In those days, I dabbled with the early racing simulation games that were mainly available for play on desktop computers. The first that was relatively sophisticated was a simulation of the Indy 500, though, by today’s standards, it was antiquated. The player chose between three models — a Penske, a March or a Lola – and three engines. I think they were Chevrolet, Cosworth and Buick.
Anyway, as I was young and stupid, I thought I’d ask the genuine article, the veteran of real Indy 500s, for some pointers on my video-game playing.
I explained to him that I could set up a car to go fast in qualifying, but I couldn’t drive a car that way in a race because it was too loose, and I coudn’t handle it when I had to use something other than the preferred groove. I’d have to make it slower and more maneuverable, and that meant that I was competing for, oh, 10th place instead of up front.

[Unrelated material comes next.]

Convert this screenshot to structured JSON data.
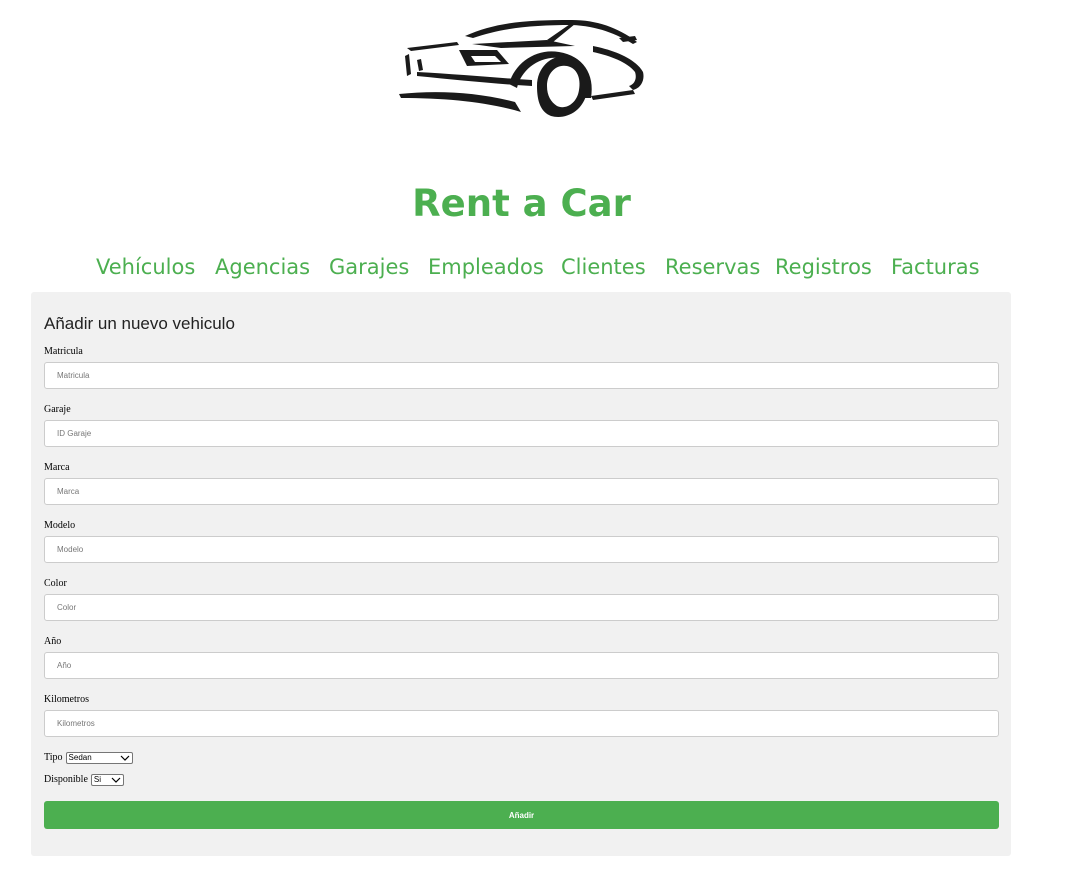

John paused, looked me in the eyes, and said quietly, “That is exactly what we do.”
He didn’t say “duh,” but he could have.
Life is full of moments that make us look back and groan. That was one of mine.
I probably haven’t talked to John in a decade. The nephew of Mario Andretti won his two NASCAR races driving stock cars owned by legends Cale Yarborough and Richard Petty. I was there for both. Of all the Indy-car drivers who made a crossover to NASCAR, John is the most overlooked and underrated. He made that transition better than most.
Now he fights for his life. It must be a little different for a race driver, who has battled in a way for his life every time he strapped himself into a car. Such a battle comes as a surprise for most of us. Its possibility lies in the backs of our mind, where budding nightmares reside. For the racer, it is never, I suspect, that far away.